The ceremony will commemorate Concord's 40 year relationship with its sister city Kitakami, Japan.

This paper was used to make cranes that symbolized hope.  Photo credit: Mike Dunn
This paper was used to make cranes that symbolized hope. Photo credit: Mike Dunn

The Concord Ambassadors will unveil a new art installation in March that commemorates the international ties the city has has to its sister city Kitakami, Japan. 

It will be the first of several events that culminate in a visit from Japanese ambassadors in October. They will visit California to learn about American culture.

"If history were to repeat itself, we might expect a delegation of up to 70 guests, who will join with the community as we celebrate this milestone," said Mary Rae Lehman, Concord Ambassador. The art installation's unveiling will commemorate the 40 year anniversary of the first visit from Sister City residents. Concord Ambassadors have been fundraising for two years to turn this idea into a reality. 

The art installation is constructed of 10,000 cranes that were hand crafted during a candle light vigil in Todos Santos Plaza in April 2011. The vigil was held to honor and support the residents of Kitakami, who survived a 9.0 magnitude earthquake and the tsunami that followed.  

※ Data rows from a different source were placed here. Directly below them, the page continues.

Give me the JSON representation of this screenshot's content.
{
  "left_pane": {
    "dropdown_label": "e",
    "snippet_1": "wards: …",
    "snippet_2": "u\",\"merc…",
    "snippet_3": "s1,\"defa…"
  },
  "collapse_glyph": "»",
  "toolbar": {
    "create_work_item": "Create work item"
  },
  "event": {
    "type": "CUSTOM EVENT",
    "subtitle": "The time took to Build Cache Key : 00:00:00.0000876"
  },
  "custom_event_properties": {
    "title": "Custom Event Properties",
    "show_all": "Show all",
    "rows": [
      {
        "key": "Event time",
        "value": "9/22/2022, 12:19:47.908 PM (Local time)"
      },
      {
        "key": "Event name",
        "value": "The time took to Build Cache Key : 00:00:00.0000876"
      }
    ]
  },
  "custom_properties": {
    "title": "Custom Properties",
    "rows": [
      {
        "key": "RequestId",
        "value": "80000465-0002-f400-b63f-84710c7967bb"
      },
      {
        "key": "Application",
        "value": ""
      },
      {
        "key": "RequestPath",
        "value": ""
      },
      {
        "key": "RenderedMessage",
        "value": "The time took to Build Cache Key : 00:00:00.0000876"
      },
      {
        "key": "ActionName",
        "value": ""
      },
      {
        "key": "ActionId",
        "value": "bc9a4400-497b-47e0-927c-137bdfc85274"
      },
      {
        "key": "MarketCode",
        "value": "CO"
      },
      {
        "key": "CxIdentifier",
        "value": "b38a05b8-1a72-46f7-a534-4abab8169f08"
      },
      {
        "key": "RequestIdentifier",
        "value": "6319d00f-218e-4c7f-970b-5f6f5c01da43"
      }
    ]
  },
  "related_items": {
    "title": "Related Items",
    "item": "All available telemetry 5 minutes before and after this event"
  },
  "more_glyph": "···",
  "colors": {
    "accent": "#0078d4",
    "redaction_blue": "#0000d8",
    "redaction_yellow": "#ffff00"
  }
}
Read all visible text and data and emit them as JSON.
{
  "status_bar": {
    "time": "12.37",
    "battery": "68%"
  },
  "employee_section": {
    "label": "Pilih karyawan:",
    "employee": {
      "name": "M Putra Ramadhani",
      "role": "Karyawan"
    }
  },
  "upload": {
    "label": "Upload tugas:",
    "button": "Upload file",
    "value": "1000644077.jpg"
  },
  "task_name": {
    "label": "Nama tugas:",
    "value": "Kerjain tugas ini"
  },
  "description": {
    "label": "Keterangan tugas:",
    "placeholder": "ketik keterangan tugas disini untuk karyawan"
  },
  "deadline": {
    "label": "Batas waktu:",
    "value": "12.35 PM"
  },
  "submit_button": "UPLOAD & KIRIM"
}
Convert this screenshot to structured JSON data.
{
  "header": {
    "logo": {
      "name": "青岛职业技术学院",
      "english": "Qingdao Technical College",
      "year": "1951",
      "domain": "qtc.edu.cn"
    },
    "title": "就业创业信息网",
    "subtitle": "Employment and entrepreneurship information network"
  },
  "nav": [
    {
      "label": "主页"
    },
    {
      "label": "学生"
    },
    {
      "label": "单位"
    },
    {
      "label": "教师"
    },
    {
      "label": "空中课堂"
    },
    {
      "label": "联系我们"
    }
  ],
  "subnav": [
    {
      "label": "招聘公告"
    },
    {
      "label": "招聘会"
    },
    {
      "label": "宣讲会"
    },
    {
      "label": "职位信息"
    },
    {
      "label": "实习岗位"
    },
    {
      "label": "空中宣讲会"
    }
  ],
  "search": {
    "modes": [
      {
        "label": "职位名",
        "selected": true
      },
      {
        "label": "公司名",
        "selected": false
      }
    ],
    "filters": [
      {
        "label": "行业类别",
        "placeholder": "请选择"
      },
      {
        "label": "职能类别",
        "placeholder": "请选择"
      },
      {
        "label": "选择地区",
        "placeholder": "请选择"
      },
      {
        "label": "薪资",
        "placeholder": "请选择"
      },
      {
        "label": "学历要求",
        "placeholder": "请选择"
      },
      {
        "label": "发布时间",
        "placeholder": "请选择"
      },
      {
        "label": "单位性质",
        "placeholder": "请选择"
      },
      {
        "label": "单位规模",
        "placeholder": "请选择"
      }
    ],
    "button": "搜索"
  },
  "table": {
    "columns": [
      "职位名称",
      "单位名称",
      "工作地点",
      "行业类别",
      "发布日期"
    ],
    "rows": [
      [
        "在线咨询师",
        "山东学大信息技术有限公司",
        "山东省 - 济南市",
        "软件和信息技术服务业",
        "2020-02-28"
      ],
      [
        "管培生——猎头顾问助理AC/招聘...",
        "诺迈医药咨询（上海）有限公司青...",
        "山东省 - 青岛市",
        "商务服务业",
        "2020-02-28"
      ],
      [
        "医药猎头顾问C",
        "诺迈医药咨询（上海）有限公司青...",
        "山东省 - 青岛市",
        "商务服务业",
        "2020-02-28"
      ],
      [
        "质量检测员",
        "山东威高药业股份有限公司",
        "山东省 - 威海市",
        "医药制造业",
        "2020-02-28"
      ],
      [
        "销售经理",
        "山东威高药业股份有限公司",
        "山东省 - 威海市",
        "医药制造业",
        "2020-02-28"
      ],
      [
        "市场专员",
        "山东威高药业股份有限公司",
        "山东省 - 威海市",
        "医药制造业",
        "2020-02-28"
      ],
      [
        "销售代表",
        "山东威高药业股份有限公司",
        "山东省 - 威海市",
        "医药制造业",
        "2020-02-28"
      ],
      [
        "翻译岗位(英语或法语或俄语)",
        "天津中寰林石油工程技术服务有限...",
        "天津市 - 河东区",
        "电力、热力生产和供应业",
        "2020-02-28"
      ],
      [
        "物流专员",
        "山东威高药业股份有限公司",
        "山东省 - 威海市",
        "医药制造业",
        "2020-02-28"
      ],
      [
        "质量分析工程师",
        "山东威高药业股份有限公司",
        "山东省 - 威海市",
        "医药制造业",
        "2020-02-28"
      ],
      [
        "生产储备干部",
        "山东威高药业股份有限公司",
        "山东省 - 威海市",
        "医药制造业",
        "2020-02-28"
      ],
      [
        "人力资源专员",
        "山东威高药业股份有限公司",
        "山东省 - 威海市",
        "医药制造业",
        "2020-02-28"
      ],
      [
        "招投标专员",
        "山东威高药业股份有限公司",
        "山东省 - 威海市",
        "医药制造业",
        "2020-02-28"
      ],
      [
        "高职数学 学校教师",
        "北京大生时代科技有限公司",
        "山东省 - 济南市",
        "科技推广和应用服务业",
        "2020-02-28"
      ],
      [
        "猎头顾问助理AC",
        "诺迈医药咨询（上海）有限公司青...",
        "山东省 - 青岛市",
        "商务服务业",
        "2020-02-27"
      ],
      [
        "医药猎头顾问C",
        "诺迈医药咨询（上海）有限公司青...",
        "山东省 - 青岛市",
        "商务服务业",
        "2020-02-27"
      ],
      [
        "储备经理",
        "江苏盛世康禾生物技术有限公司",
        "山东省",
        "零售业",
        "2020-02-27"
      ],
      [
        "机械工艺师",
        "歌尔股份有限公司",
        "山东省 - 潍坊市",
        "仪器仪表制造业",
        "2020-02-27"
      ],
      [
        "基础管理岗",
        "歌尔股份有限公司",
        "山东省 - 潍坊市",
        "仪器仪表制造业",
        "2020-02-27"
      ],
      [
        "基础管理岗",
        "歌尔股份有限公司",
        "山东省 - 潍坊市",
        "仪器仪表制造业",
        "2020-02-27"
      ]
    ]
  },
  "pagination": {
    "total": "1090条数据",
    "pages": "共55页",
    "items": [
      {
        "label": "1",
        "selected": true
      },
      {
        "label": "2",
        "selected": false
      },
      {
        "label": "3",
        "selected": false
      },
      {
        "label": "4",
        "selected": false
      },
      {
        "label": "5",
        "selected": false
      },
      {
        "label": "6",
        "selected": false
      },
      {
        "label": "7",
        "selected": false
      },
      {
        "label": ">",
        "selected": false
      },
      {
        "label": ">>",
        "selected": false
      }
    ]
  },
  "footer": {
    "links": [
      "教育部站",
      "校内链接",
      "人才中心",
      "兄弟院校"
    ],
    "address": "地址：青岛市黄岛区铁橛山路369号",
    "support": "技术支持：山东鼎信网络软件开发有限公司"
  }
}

Concord Ambassadors had organized the vigil with the goal of folding 1,000 cranes, which are a symbol of hope for a full recovery. People folded that night and continued to do so even after the event concluded. More than 10,000 cranes were created. The ambassadors saved them and gave them to Sean Olson, an Oakland-based artist who transformed them into a spray of color and emotion.

Olson’s art installation will be unveiled in the Brenden Theatre on March 9, 2014. The event is free and open to the public.  Light refreshments will be served. 

It begins at 1:30 p.m. in the lobby of the theatre, located at 1985 Willow Pass Road in Concord, California.